- Christian Estrosi - Économie française - France - Total
Les syndicats suspendent les discussions avec Total et appellent à durcir la grève
Alors que les salariés des six raffineries françaises de Total sont en grève depuis mercredi pour protester contre un projet de fermeture du site de Dunkerque, la CGT et la CFTC appellent à intensifier le mouvement.
AFP - Les négociations sont rompues entre la direction et les syndicats de Total alors que les raffineries du groupe sont en grève depuis mercredi, ont annoncé à la presse la CGT, qui a appelé à "durcir le mouvement", et la CFTC.
La direction et les syndicats étaient en réunion depuis le début de l'après-midi au
siège du groupe pétrolier à La Défense pour discuter de l'avenir de la raffinerie de Dunkerque, menacée de fermeture et dont le sort est à l'origine du conflit, et plus généralement de l'avenir du raffinage pétrolier à Total.
Parallèlement à ces discussions, le ministre de l'Industrie, Christian Estrosi, a déclaré dimanche, après avoir reçu le PDG, Christophe de Margerie, que "Total s'engageait à tout faire pour maintenir une activité industrielle" à Dunkerque, dont le site ne fermera pas quel que soit l'avenir de son activité de raffinage.
"Les négociations sont rompues, nous n'avons que des propos verbaux et pas d'engagement de la part de la direction", a dit Charles Foulard (CGT).
"Contrairement aux propos de M. Estrosi et de M. de Margerie, la direction en est restée aux simples annonces d'intention de participation à une table ronde sur Dunkerque et à une table ronde nationale (sur le raffinage pétrolier en général, ndlr) sans aucune garantie. Nous allons appeler les salariés à durcir le mouvement. Des assemblées générales sont prévues à partir de lundi dans tout le groupe", a-t-il ajouté.
Mais le DRH du groupe, François Viaud, a déclaré que la direction avait remis aux syndicats "un document écrit qui formalise les engagements".

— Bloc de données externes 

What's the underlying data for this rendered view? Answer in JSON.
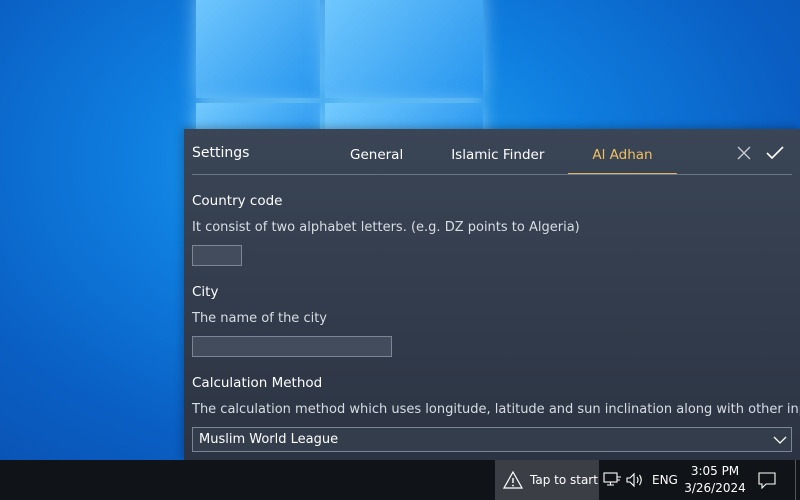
{
  "settings": {
    "title": "Settings",
    "tabs": [
      {
        "label": "General"
      },
      {
        "label": "Islamic Finder"
      },
      {
        "label": "Al Adhan"
      }
    ],
    "active_tab": "Al Adhan",
    "country_code": {
      "label": "Country code",
      "description": "It consist of two alphabet letters. (e.g. DZ points to Algeria)",
      "value": ""
    },
    "city": {
      "label": "City",
      "description": "The name of the city",
      "value": ""
    },
    "calculation_method": {
      "label": "Calculation Method",
      "description": "The calculation method which uses longitude, latitude and sun inclination along with other inputs",
      "selected": "Muslim World League"
    },
    "icons": {
      "close": "close-icon",
      "accept": "checkmark-icon",
      "dropdown": "chevron-down-icon"
    }
  },
  "taskbar": {
    "tap_to_start": "Tap to start",
    "language": "ENG",
    "time": "3:05 PM",
    "date": "3/26/2024",
    "icons": [
      "warning-icon",
      "network-icon",
      "volume-icon",
      "notification-icon"
    ]
  },
  "colors": {
    "accent": "#e0b060",
    "panel_bg": "#343d4c",
    "taskbar_bg": "#101418",
    "wallpaper": "#0a64c8"
  }
}
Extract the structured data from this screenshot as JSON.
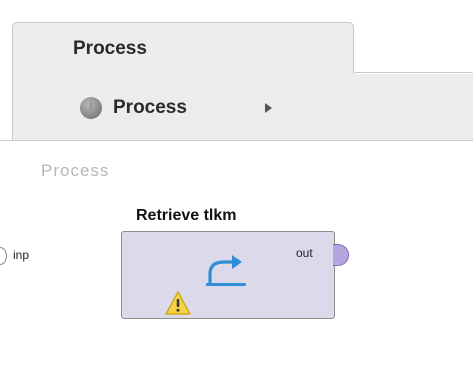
{
  "tab": {
    "label": "Process"
  },
  "breadcrumb": {
    "label": "Process",
    "icon": "process-circle-icon",
    "arrow_icon": "play-arrow-icon"
  },
  "canvas": {
    "title": "Process"
  },
  "operator": {
    "name": "Retrieve tlkm",
    "icon": "retrieve-arrow-icon",
    "warning_icon": "warning-triangle-icon",
    "fill_color": "#dcd9ea",
    "input_port": {
      "label": "inp"
    },
    "output_port": {
      "label": "out",
      "color": "#b3a6e0"
    }
  },
  "colors": {
    "panel_bg": "#ececec",
    "warning": "#f5d342",
    "icon_blue": "#2f8fd6"
  }
}
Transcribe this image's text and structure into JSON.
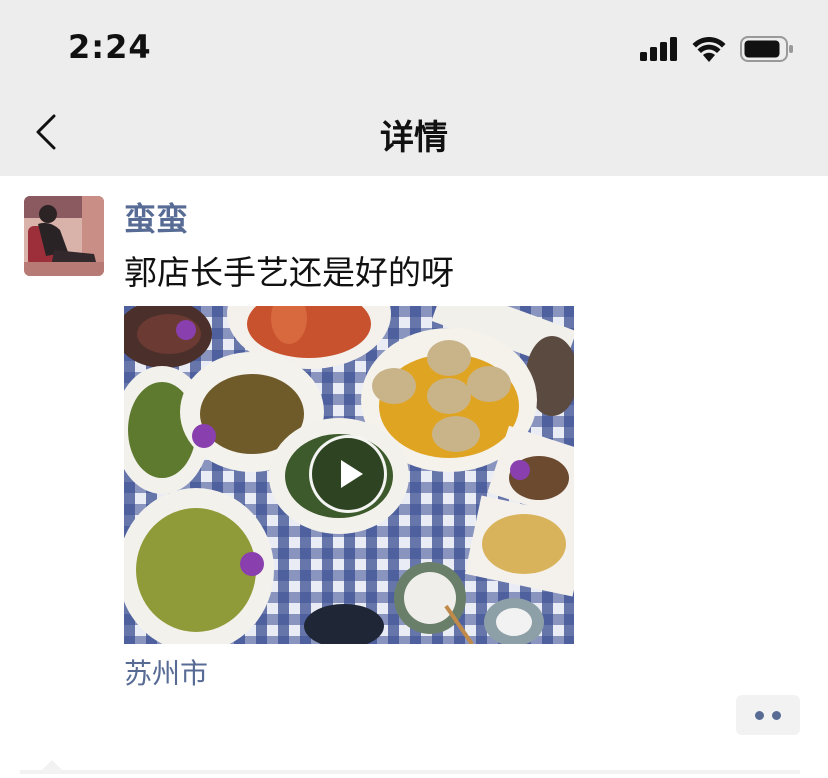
{
  "status_bar": {
    "time": "2:24",
    "icons": [
      "signal-icon",
      "wifi-icon",
      "battery-icon"
    ]
  },
  "nav": {
    "back_icon": "chevron-left-icon",
    "title": "详情"
  },
  "post": {
    "username": "蛮蛮",
    "text": "郭店长手艺还是好的呀",
    "media": {
      "type": "video",
      "play_icon": "play-icon"
    },
    "location": "苏州市",
    "more_icon": "more-dots-icon"
  },
  "colors": {
    "bar_bg": "#ededed",
    "link": "#576b95",
    "text": "#111111"
  }
}
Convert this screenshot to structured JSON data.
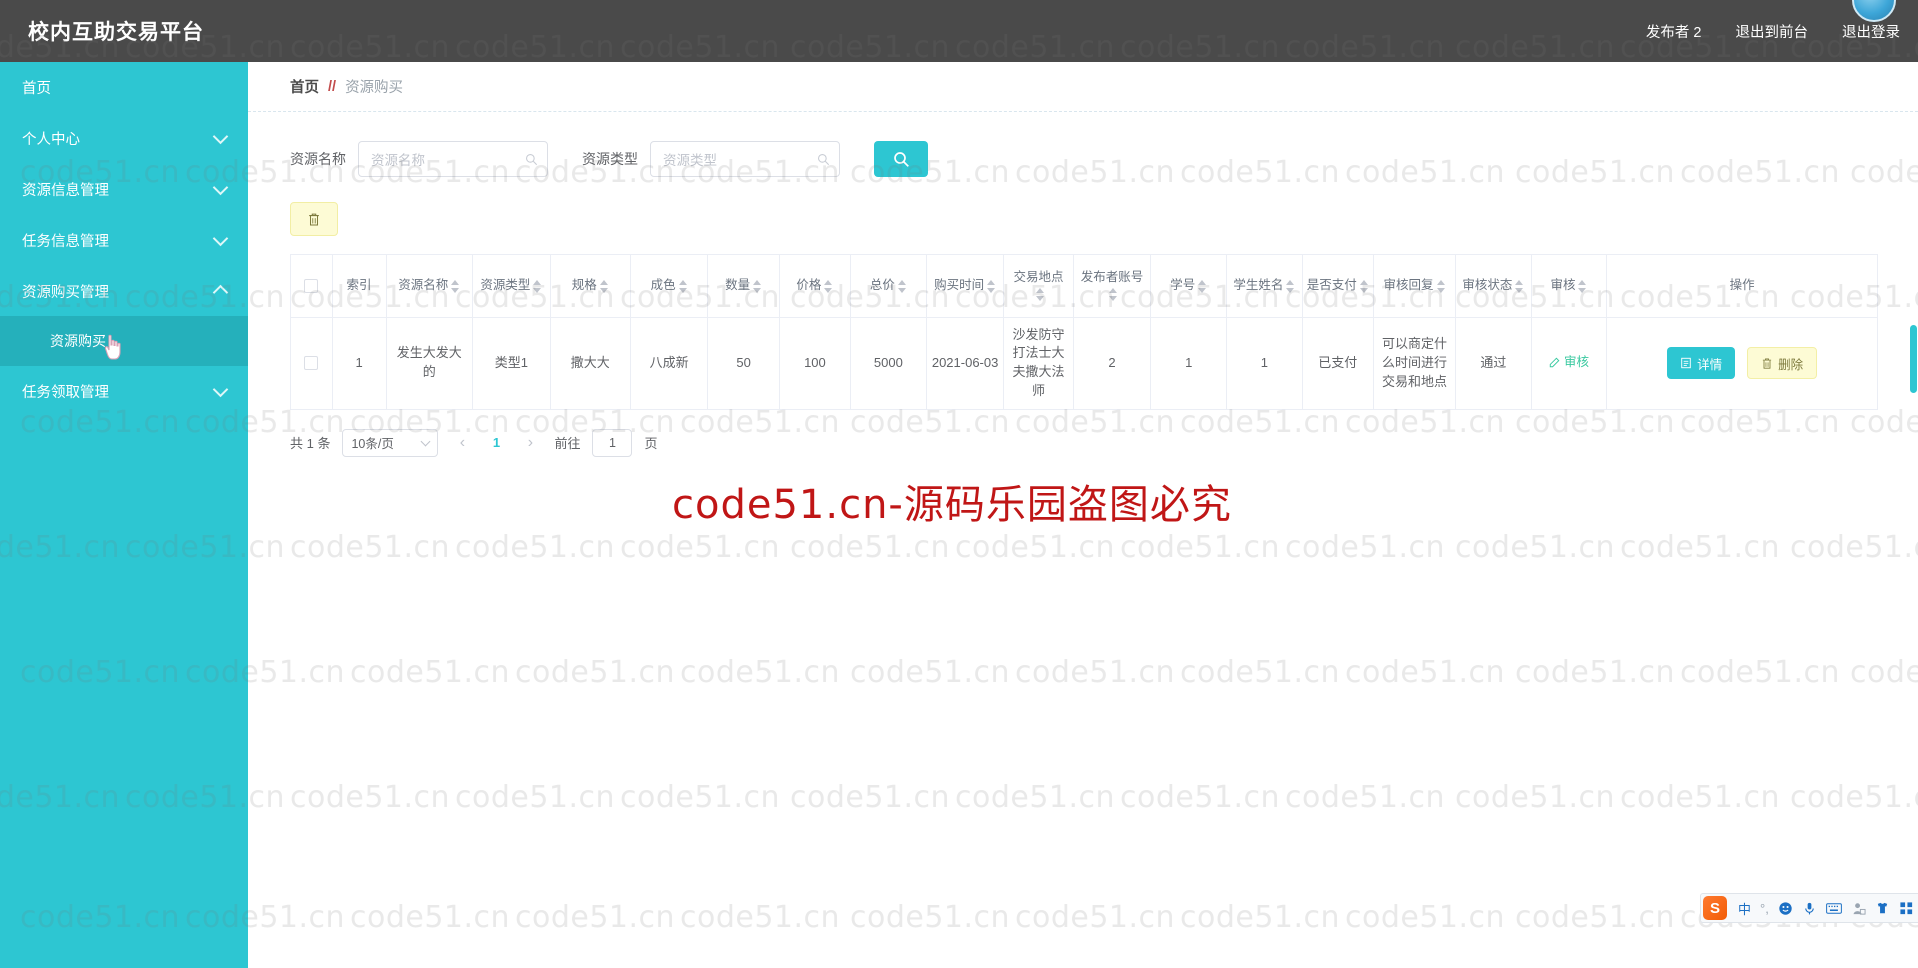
{
  "header": {
    "title": "校内互助交易平台",
    "links": [
      {
        "label": "发布者 2",
        "name": "publisher-account"
      },
      {
        "label": "退出到前台",
        "name": "exit-to-frontend"
      },
      {
        "label": "退出登录",
        "name": "logout"
      }
    ]
  },
  "sidebar": {
    "items": [
      {
        "label": "首页",
        "expandable": false,
        "active": false
      },
      {
        "label": "个人中心",
        "expandable": true,
        "expanded": false
      },
      {
        "label": "资源信息管理",
        "expandable": true,
        "expanded": false
      },
      {
        "label": "任务信息管理",
        "expandable": true,
        "expanded": false
      },
      {
        "label": "资源购买管理",
        "expandable": true,
        "expanded": true
      },
      {
        "label": "任务领取管理",
        "expandable": true,
        "expanded": false
      }
    ],
    "submenu": {
      "label": "资源购买",
      "active": true
    }
  },
  "breadcrumb": {
    "home": "首页",
    "separator": "//",
    "current": "资源购买"
  },
  "search": {
    "name_label": "资源名称",
    "name_placeholder": "资源名称",
    "name_value": "",
    "type_label": "资源类型",
    "type_placeholder": "资源类型",
    "type_value": "",
    "search_icon": "search-icon"
  },
  "toolbar": {
    "delete_icon": "trash-icon"
  },
  "table": {
    "columns": [
      {
        "label": "",
        "sortable": false,
        "key": "checkbox"
      },
      {
        "label": "索引",
        "sortable": false,
        "key": "index"
      },
      {
        "label": "资源名称",
        "sortable": true,
        "key": "resource_name"
      },
      {
        "label": "资源类型",
        "sortable": true,
        "key": "resource_type"
      },
      {
        "label": "规格",
        "sortable": true,
        "key": "spec"
      },
      {
        "label": "成色",
        "sortable": true,
        "key": "condition"
      },
      {
        "label": "数量",
        "sortable": true,
        "key": "quantity"
      },
      {
        "label": "价格",
        "sortable": true,
        "key": "price"
      },
      {
        "label": "总价",
        "sortable": true,
        "key": "total_price"
      },
      {
        "label": "购买时间",
        "sortable": true,
        "key": "purchase_time"
      },
      {
        "label": "交易地点",
        "sortable": true,
        "key": "trade_place"
      },
      {
        "label": "发布者账号",
        "sortable": true,
        "key": "publisher_account"
      },
      {
        "label": "学号",
        "sortable": true,
        "key": "student_no"
      },
      {
        "label": "学生姓名",
        "sortable": true,
        "key": "student_name"
      },
      {
        "label": "是否支付",
        "sortable": true,
        "key": "paid"
      },
      {
        "label": "审核回复",
        "sortable": true,
        "key": "audit_reply"
      },
      {
        "label": "审核状态",
        "sortable": true,
        "key": "audit_status"
      },
      {
        "label": "审核",
        "sortable": true,
        "key": "audit"
      },
      {
        "label": "操作",
        "sortable": false,
        "key": "operation"
      }
    ],
    "rows": [
      {
        "index": "1",
        "resource_name": "发生大发大的",
        "resource_type": "类型1",
        "spec": "撒大大",
        "condition": "八成新",
        "quantity": "50",
        "price": "100",
        "total_price": "5000",
        "purchase_time": "2021-06-03",
        "trade_place": "沙发防守打法士大夫撒大法师",
        "publisher_account": "2",
        "student_no": "1",
        "student_name": "1",
        "paid": "已支付",
        "audit_reply": "可以商定什么时间进行交易和地点",
        "audit_status": "通过",
        "audit_link": "审核",
        "detail_label": "详情",
        "delete_label": "删除"
      }
    ]
  },
  "pagination": {
    "total_text": "共 1 条",
    "page_size": "10条/页",
    "current_page": "1",
    "jump_label": "前往",
    "jump_value": "1",
    "jump_unit": "页"
  },
  "watermark": {
    "tile_text": "code51.cn",
    "banner_text": "code51.cn-源码乐园盗图必究",
    "banner_color": "#c01616"
  },
  "ime": {
    "logo": "S",
    "items": [
      "中",
      "°,",
      "emoji-icon",
      "mic-icon",
      "keyboard-icon",
      "user-icon",
      "skin-icon",
      "apps-icon"
    ]
  },
  "colors": {
    "brand": "#2dc6d2",
    "header_bg": "#4a4a4a",
    "submenu_active": "#25b0bb",
    "audit_green": "#3ac9a0"
  }
}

"L'établissement des Flandres demeurera, un emploi pour chacun de nos salariés chez Total sera proposé, bien sûr il n'y aura aucun licenciement", a-t-il dit. Il a confirmé les propositions de la direction sur la tenue de tables rondes.
Jean Alessandri (CFTC) a déploré que la direction ait refusé d'avancer à début mars le CCE (Comité central d'entreprise) prévu le 29 mars sur l'avenir de Dunkerque. "On en est à un blocage, la faute incombe à l'Etat, à Sarkozy qui ne veut pas que le CCE se fasse avant car les dates proposées (par les syndicats) ne lui conviennent pas au niveau politique", en faisant allusion aux élections régionales des 14 et 21 mars.


























Commentaires (5)
greve chez total
Il serait petut etre tant que le gouvernement prennent ses responsabilité. C'est bien de faire des milliards de bénéfices mais à quel prix ???? La France va ce trouver à nouveau paralysée. Merci Total!!! Après les banques, nouvelle crise en vue .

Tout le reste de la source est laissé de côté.